DEVLETİN TÜM İNANÇ GRUPLARINA EŞİT MESAFEDE OLMASI ESAS ALINIYORSA
Erdoğan ayrıca AK Parti'nin yeni anayasada Anayasa’da laikliğe dokunmadan, İslam’a biraz daha vurgu yapacağı iddialarıyla ilgili olarak da şu yanıtı verdi:
"Bunların hepsi boş şeyler. Anayasa’da bu ülkedeki tüm dini grupların inançları güvence altına alınıyorsa, devletin tüm inanç gruplarına eşit mesafede olması esas alınıyorsa, özellikle İslam’a vurgu yapmaya ne diye ihtiyaç olsun? Yeni Anayasa konusunda da önemli olan, ülkemize yakışanı yapmaktır. Hatta gerekiyorsa, şu anda ABD’de olduğu gibi, içeriği belli ara başlıklardan, içeriği fıkralardan oluşan, kısa bir Anayasa yapılmalı. Ki arkadaşların birçoğu, mesela Mustafa Şentop Hoca da bu işe olumlu bakıyor. Bu işi süratlendirir diye düşünüyorum. Bir başkanlık sistemini konuşuyorsun, kıyamet kopuyor. İtirazları da biz söyledik diye! Ama önerebildikleri bir alternatif de yok. Patinaja son vermek, patinajdan kurtulmak lazım. Ülkenin, çift başlılık görüntüsünden kurtulması lazım. Bu başarılırsa ülke hızlı mesafe alır. Halk buna hazır aslında. Sıkıntı, siyasi kadroların başındakilerde. Temenni ederim ki bu sıkıntılar aşılır."

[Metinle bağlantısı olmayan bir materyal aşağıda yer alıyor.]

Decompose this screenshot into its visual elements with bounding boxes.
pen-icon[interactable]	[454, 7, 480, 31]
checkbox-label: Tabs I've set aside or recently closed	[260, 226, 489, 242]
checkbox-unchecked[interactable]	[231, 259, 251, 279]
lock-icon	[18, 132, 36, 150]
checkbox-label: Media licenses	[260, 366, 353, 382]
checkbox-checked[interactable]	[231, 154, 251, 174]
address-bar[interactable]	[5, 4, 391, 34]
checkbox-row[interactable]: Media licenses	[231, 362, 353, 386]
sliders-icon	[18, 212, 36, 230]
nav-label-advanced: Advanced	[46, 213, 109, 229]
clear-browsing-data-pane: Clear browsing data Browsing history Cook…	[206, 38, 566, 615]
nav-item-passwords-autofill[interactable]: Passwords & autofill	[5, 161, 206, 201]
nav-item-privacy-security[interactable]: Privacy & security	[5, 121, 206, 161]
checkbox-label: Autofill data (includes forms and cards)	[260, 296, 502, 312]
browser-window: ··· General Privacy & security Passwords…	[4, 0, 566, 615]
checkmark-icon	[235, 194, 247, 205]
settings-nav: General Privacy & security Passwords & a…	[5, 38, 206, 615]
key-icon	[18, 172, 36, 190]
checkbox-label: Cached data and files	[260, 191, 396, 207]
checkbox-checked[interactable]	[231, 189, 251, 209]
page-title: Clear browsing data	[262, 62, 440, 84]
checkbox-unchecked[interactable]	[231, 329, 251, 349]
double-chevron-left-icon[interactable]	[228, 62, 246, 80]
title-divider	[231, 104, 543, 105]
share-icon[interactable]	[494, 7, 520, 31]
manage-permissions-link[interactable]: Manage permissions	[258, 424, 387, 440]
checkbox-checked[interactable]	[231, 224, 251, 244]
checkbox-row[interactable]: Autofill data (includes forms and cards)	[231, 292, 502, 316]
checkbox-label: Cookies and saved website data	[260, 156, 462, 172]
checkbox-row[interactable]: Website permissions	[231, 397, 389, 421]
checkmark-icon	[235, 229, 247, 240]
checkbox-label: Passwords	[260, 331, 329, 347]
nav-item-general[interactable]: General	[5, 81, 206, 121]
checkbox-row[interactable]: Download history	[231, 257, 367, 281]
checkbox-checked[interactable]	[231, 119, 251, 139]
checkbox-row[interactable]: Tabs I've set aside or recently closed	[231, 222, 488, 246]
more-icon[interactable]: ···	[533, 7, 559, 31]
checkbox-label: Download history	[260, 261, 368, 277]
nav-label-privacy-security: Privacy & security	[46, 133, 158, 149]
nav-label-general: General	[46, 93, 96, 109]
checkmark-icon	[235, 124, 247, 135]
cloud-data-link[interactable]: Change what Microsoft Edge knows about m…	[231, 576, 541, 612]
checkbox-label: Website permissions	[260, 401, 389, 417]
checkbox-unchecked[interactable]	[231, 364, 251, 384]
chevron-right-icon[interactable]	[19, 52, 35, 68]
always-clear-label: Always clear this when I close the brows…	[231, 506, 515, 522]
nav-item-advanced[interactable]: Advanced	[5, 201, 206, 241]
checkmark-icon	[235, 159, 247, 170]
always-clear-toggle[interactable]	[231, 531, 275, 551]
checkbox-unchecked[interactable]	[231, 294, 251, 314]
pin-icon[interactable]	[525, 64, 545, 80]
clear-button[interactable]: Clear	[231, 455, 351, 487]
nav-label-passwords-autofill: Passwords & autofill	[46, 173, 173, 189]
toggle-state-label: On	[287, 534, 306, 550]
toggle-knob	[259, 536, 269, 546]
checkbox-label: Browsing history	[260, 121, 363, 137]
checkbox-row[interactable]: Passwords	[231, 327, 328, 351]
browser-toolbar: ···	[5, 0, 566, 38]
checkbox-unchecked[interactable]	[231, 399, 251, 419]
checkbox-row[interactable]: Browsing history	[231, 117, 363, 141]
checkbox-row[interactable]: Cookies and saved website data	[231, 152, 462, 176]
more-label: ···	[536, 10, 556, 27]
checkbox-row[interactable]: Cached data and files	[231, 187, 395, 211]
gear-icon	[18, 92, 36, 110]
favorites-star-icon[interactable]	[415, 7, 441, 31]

HER TÜRLÜ HAKARETİ EDECEK HEM DE GELİP ELİNİN SIKILMASINI BEKLEYECEK
Kılıçdaroğlu ile tokalaşmadığı yönündeki soruya Erdoğan böyle cevap verdi:
"Birileri hem Cumhurbaşkanı’na kalkıp “Kalpazan” diyecek, her türlü hakareti edecek hem de gelip elinin sıkılmasını bekleyecek... Böyle bir şey olabilir mi? Ben parlamentoda değilim. Bu ülkenin Cumhurbaşkanı’yım. Dolayısıyla bir insan saygı duyarsa, biz de ona saygı duyarız. Bu makamdayız diye, sağ yanağımıza vuranlara hiç ses çıkarmayıp bir de sol yanağımızı çevirecek değiliz. Kusura bakmasınlar Tayyip Erdoğan böyle biri değil."